Tajine à 50 dinars Allez savoir par ailleurs si au niveau des abattoirs ou sur les lieux de fabrication du produit commercialisé, les règles d'hygiène sont respectées. Ce n'est pas évident non plus. Pour ce qui est des aliments préparés dans les restaurants, gargotes, pâtisseries et pizzerias, les spécialistes qui ont pris la parole au cours du séminaire évoqué plus haut sont unanimes pour prévenir le consommateur contre certains mets suspects comme les Tajines, les pâtés, les mayonnaises ! Pour les deux premiers aliments, ils sont généralement « fourrés » avec tous les restes de la cuisine, voire avec ce que laissent les consommateurs de la veille et de l'avant-veille ! Dernièrement, un mauvais tajine commandé au restaurant a coûté à son consommateur près de 50 dinars entre consultation et médicaments. Nous ajouterons pour notre part le merguez que la plupart des bouchers farcissent avec tout ce qu'ils ne peuvent plus vendre et surtout celui qu'ils appellent « spécial » pour mieux berner le client ! Craindre aussi les soi-disant fruits de mer dont on agrémente les pizzas, ce sont souvent de menus morceaux d'on ne sait plus quoi plus durs que le vrai cuir et souvent mal conservés et mal cuits. Se méfier également du salami racorni et dont le ton rose vire au pourpre. Le lait et le « lben » vendus en vrac sont peu fiables, achetez plutôt le lait pasteurisé et stérilisé en boîte ou en bouteille ; pour ses dérivés vérifiez toujours la forme de l'emballage quand il s'agit d'un yaourt, assurez-vous que le pot n'est pas troué. Tous ces conseils et mises en garde visent à préserver vos estomacs pour qu'ils ne finissent pas par se trouer eux aussi. Mais libre à vous de les suivre ou bien de croire plutôt à la morale de la légende suivante :
Légende On raconte en effet que dans un royaume d'autrefois, le roi se plaignait toujours de la cuisine de tous ses chefs qu'il engageait et révoquait aussitôt. Cela n'avait jamais la saveur qui lui convenait.
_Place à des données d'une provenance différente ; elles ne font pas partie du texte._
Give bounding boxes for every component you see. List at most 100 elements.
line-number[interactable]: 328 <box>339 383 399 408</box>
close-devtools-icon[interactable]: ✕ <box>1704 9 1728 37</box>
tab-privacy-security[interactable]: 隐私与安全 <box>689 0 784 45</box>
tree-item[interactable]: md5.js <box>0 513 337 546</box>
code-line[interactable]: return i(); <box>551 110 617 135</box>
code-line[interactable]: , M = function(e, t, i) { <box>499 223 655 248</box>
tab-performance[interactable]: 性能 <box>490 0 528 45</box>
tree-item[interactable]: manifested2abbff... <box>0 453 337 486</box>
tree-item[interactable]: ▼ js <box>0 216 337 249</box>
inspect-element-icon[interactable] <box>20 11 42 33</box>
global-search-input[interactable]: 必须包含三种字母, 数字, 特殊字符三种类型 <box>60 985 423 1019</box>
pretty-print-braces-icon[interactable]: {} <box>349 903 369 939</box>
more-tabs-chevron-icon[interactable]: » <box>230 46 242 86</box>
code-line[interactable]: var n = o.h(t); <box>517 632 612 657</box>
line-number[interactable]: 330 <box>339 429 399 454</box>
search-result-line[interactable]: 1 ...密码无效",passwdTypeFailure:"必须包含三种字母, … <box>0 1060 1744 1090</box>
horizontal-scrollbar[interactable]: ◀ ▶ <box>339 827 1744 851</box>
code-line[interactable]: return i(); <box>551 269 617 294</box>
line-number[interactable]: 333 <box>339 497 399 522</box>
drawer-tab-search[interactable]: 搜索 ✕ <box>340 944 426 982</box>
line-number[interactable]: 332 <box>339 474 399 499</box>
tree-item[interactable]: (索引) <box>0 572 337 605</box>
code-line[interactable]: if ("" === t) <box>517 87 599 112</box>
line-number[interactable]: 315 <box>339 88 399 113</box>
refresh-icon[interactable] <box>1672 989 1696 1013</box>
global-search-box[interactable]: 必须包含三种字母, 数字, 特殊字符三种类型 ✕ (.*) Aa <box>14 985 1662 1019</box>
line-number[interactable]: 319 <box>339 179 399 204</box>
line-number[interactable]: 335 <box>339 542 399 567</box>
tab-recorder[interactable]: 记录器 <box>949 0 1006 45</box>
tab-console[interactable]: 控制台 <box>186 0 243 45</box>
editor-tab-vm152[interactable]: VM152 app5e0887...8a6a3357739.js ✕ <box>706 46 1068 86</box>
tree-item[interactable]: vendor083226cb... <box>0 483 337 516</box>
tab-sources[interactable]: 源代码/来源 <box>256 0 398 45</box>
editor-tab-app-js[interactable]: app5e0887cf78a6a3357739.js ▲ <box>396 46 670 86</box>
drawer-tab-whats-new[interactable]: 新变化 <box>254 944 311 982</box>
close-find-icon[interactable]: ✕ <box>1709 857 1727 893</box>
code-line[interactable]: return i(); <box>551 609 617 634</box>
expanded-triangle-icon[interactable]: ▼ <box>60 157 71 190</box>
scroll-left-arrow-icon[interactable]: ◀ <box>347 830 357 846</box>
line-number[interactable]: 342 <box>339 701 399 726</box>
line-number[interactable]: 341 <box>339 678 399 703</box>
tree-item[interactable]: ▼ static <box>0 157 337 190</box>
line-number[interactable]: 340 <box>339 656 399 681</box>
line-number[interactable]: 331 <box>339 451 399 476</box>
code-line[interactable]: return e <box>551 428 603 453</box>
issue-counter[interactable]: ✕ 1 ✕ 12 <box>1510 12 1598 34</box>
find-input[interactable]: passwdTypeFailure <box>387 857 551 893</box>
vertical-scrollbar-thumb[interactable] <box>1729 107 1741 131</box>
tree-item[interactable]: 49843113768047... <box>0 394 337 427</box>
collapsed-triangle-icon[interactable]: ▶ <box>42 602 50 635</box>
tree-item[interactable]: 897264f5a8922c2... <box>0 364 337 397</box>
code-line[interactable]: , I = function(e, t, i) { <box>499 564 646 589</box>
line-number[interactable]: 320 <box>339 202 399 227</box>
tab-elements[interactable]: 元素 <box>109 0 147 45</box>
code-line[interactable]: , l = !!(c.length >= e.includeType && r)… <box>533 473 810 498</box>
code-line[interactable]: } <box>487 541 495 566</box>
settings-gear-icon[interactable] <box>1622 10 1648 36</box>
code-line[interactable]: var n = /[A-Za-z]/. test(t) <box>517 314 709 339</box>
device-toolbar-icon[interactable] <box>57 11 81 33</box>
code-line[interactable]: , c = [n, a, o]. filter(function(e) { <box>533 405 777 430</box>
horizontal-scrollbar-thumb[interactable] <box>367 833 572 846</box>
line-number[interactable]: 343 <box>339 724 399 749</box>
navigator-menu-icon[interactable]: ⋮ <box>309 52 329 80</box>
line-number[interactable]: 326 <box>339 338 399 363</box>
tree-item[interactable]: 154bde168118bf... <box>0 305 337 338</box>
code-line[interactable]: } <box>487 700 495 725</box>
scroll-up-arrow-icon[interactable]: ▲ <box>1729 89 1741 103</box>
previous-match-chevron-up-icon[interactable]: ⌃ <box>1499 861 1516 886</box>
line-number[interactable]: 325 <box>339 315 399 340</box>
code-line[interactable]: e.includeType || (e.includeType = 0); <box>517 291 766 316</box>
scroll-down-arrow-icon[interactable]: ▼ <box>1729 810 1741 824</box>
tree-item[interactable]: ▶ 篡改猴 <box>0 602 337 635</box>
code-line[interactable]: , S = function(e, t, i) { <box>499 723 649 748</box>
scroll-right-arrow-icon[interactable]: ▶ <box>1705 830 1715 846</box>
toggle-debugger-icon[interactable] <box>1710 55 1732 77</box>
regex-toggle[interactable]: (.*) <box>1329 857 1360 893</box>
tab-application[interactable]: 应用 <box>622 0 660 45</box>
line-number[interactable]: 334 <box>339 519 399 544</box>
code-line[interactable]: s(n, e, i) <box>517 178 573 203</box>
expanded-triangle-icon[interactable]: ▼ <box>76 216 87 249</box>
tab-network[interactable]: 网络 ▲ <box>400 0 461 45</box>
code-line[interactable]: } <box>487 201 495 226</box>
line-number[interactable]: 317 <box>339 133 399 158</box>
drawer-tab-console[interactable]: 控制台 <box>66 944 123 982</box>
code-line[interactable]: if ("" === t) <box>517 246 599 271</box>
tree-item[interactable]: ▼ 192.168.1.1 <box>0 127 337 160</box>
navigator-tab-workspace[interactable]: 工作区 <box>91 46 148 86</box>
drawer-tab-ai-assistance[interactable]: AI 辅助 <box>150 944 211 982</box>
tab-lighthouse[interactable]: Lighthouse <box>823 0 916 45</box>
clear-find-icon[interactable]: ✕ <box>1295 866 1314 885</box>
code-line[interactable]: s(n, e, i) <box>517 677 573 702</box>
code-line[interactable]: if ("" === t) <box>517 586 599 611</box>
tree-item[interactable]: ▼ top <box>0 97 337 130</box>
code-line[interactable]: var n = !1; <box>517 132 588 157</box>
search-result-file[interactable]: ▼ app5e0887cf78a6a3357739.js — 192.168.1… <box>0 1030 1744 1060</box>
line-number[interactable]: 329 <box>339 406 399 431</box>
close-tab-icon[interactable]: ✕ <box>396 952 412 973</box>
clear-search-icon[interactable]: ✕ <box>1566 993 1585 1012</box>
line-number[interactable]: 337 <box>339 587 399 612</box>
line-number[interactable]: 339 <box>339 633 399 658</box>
Un jour, l'un de ses ministres lui apprit qu'un restaurateur a ouvert en ville et que sa boutique ne désemplissait jamais tant la cuisine y était bonne. Pour en avoir le cœur net, le roi se déguisa en citoyen ordinaire et s'en alla manger chez ce grand cuisinier. Il goûta à plusieurs plats et les trouva tous plus savoureux les uns que les autres, si bien qu'il décida d'engager le restaurateur dans son palais. Celui-ci ne pouvant décliner la proposition royale accepta l'offre, mais au bout de quelques jours de service, il n'arrivait toujours pas à satisfaire les goûts culinaires du monarque. Celui-ci le convoqua pour l'en aviser et pour comprendre pourquoi les mêmes mets sont plus succulents dans sa boutique que dans le palais. Le restaurateur réfléchit un moment puis osa lui répondre : « Votre majesté, dans votre cuisine tout est propre alors que dans la cuisine de mon restaurant les ustensiles, les murs, les tables de travail, les feux, tout cela conserve de la poussière, de la graisse, de la suie, et bien d'autres impuretés qui justement donnent cette saveur que vous avez tant aimée le jour où vous avez déjeuné chez moi ! ».